Every Job a Parable, and then attending my workshop, and then he asked me to sign the copy of EJAP he'd been given (graciously, by Tyndale, who, last minute, hand delivered 70 books to the conference center). Then he told me how excited he was to read the book and unpack the parable of his work.

Then there was Josh the chemistry professor. We met in a hallway, introduced ourselves and shared a bit about our projects. Then I told him how I'd always wanted to preach a sermon on a catalyst. Which led him to tell me about the nature of catalysts. Which led me to connect the nature of catalysts to the nature of the Holy Spirit. Which led him to say, "I'd never thought about that before." After our three minute conversation we both moved on. And so did the Spirit - onto Josh! Unable to stop thinking about the connection, he had to step back from his workout and write it all down. Relaying the experience to me he said that as a Lutheran he'd never felt the Holy Spirit's presence and leading like that before. This was the first time in his life something like this had happened. And now he's planning to work with his pastor on a sermon on catalysts.
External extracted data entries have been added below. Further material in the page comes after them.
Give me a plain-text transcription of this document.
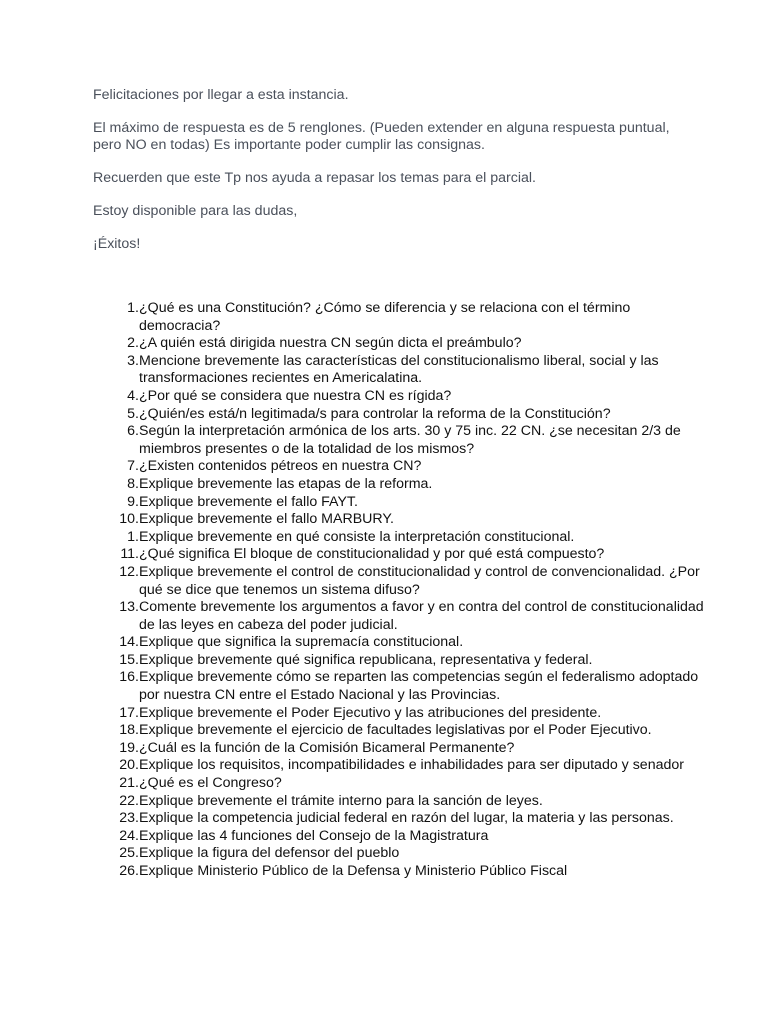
Felicitaciones por llegar a esta instancia.

El máximo de respuesta es de 5 renglones. (Pueden extender en alguna respuesta puntual, pero NO en todas) Es importante poder cumplir las consignas.

Recuerden que este Tp nos ayuda a repasar los temas para el parcial.

Estoy disponible para las dudas,

¡Éxitos!

1. ¿Qué es una Constitución? ¿Cómo se diferencia y se relaciona con el término democracia?
2. ¿A quién está dirigida nuestra CN según dicta el preámbulo?
3. Mencione brevemente las características del constitucionalismo liberal, social y las transformaciones recientes en Americalatina.
4. ¿Por qué se considera que nuestra CN es rígida?
5. ¿Quién/es está/n legitimada/s para controlar la reforma de la Constitución?
6. Según la interpretación armónica de los arts. 30 y 75 inc. 22 CN. ¿se necesitan 2/3 de miembros presentes o de la totalidad de los mismos?
7. ¿Existen contenidos pétreos en nuestra CN?
8. Explique brevemente las etapas de la reforma.
9. Explique brevemente el fallo FAYT.
10. Explique brevemente el fallo MARBURY.
1. Explique brevemente en qué consiste la interpretación constitucional.
11. ¿Qué significa El bloque de constitucionalidad y por qué está compuesto?
12. Explique brevemente el control de constitucionalidad y control de convencionalidad. ¿Por qué se dice que tenemos un sistema difuso?
13. Comente brevemente los argumentos a favor y en contra del control de constitucionalidad de las leyes en cabeza del poder judicial.
14. Explique que significa la supremacía constitucional.
15. Explique brevemente qué significa republicana, representativa y federal.
16. Explique brevemente cómo se reparten las competencias según el federalismo adoptado por nuestra CN entre el Estado Nacional y las Provincias.
17. Explique brevemente el Poder Ejecutivo y las atribuciones del presidente.
18. Explique brevemente el ejercicio de facultades legislativas por el Poder Ejecutivo.
19. ¿Cuál es la función de la Comisión Bicameral Permanente?
20. Explique los requisitos, incompatibilidades e inhabilidades para ser diputado y senador
21. ¿Qué es el Congreso?
22. Explique brevemente el trámite interno para la sanción de leyes.
23. Explique la competencia judicial federal en razón del lugar, la materia y las personas.
24. Explique las 4 funciones del Consejo de la Magistratura
25. Explique la figura del defensor del pueblo
26. Explique Ministerio Público de la Defensa y Ministerio Público Fiscal
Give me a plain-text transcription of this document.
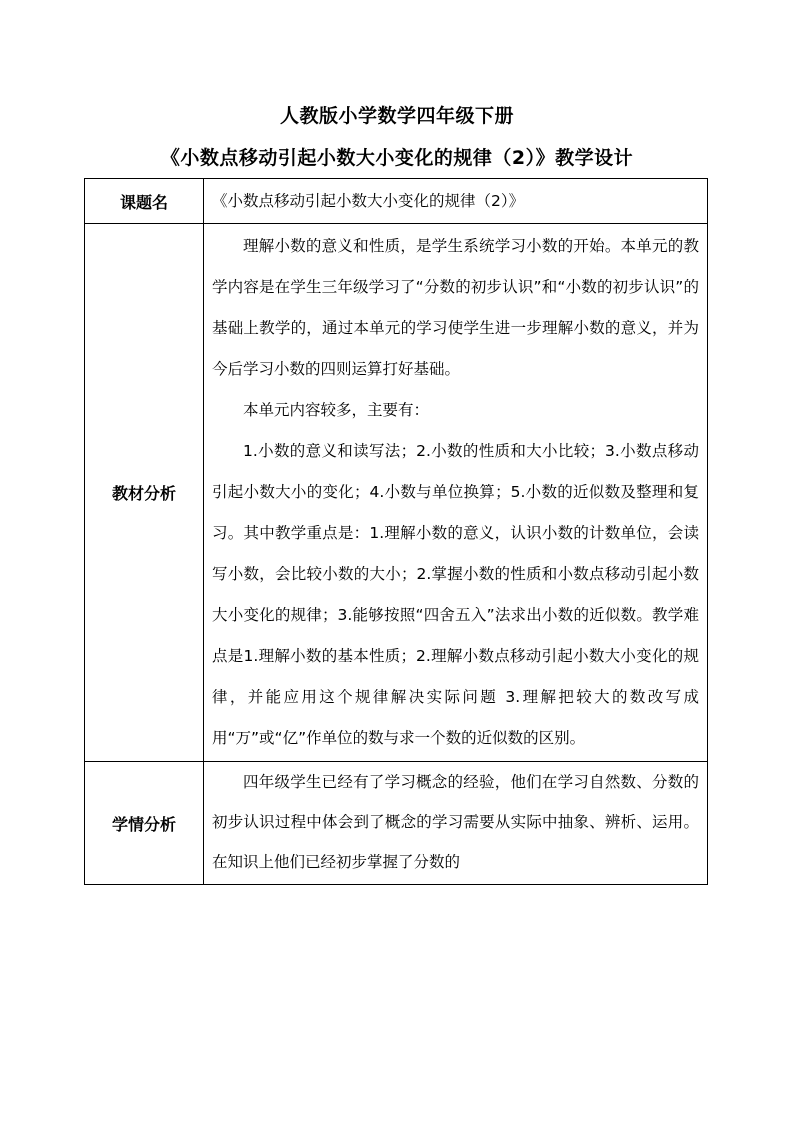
人教版小学数学四年级下册
《小数点移动引起小数大小变化的规律（2）》教学设计
课题名	《小数点移动引起小数大小变化的规律（2）》
教材分析	理解小数的意义和性质，是学生系统学习小数的开始。本单元的教学内容是在学生三年级学习了“分数的初步认识”和“小数的初步认识”的基础上教学的，通过本单元的学习使学生进一步理解小数的意义，并为今后学习小数的四则运算打好基础。

本单元内容较多，主要有：

1.小数的意义和读写法；2.小数的性质和大小比较；3.小数点移动引起小数大小的变化；4.小数与单位换算；5.小数的近似数及整理和复习。其中教学重点是：1.理解小数的意义，认识小数的计数单位，会读写小数，会比较小数的大小；2.掌握小数的性质和小数点移动引起小数大小变化的规律；3.能够按照“四舍五入”法求出小数的近似数。教学难点是1.理解小数的基本性质；2.理解小数点移动引起小数大小变化的规律，并能应用这个规律解决实际问题 3.理解把较大的数改写成用“万”或“亿”作单位的数与求一个数的近似数的区别。

学情分析	四年级学生已经有了学习概念的经验，他们在学习自然数、分数的初步认识过程中体会到了概念的学习需要从实际中抽象、辨析、运用。在知识上他们已经初步掌握了分数的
For years I've said that all it would take for this two-book idea to take off would be a small move of the Holy Spirit in people's hearts. And here it happened! Via a three minute interaction. Later that day I got a rejection email from a major publisher I'd been pursuing. And it didn't matter. Not compared to what just happened with Josh. In my mind his experience was a foretaste of what will happen when the Spirit opens many more people's hearts and minds. When Josh told me all of this I felt more joy over my life's work than I'd felt for years.

Then there was the software engineer who read a sample chapter of my new book and said is was "amazing". And the astrophyscist who insisted I sign his copy of Every Job a Parable in the breakfast buffet line. It just kept going. Encouraging responses to my talks. Feeling fully alive giving those talks. Feeling like a preacher again, but different. Some listeners were shocked by the approach, others were intrigued. One guy was overwhelmed.

As I took in all of the other talks, everything I heard affirmed what I was writing. It felt like I was on the right track with this science book.

And what was most beautiful about all of these experiences was the love; for the physicist, chemist, pastors, event coordinators, and campus workers who raised their own support... for the Nashville guy's amazing accent and creativity, and the unique gifts of each of the attendees. The ancient mystics had a phrase - Ubi Amor, Ibi Oculus - where there is love there is seeing. The truth of this phrase was pulsing through me all week long. I felt it in the worship services that bracketed the conference, hearing Colossians 1:15-20 read that first night, singing, feeling Christ near, lifting my hands before him. My heart was starting to beat again.

And those morning walks, in the early mid-western heat and humidity, reminding me of a childhood growing up in Toronto. So much green. So many birdsongs. The plastic bagged newspapers lying on people’s driveways reminding me of those early-morning Globe and Mail deliveries as a boy. Walking back from my morning walk on my last day with the words of E.E. Cummings running through my mind;

i thank You God for most this amazing day:for the leaping greenly spirits of trees and a blue true dream of sky; and for everything which is natural which is infinite which is yes

(i who have died am alive again today, and this is the sun’s birthday; this is the birth day of life and of love and wings: and of the gay great happening illimitably earth)

how should tasting touching hearing seeing breathing any–lifted from the no of all nothing–human merely being doubt unimaginable You?

(now the ears of my ears awake and now the eyes of my eyes are opened)

So much to thank God for... how could I ever doubt him?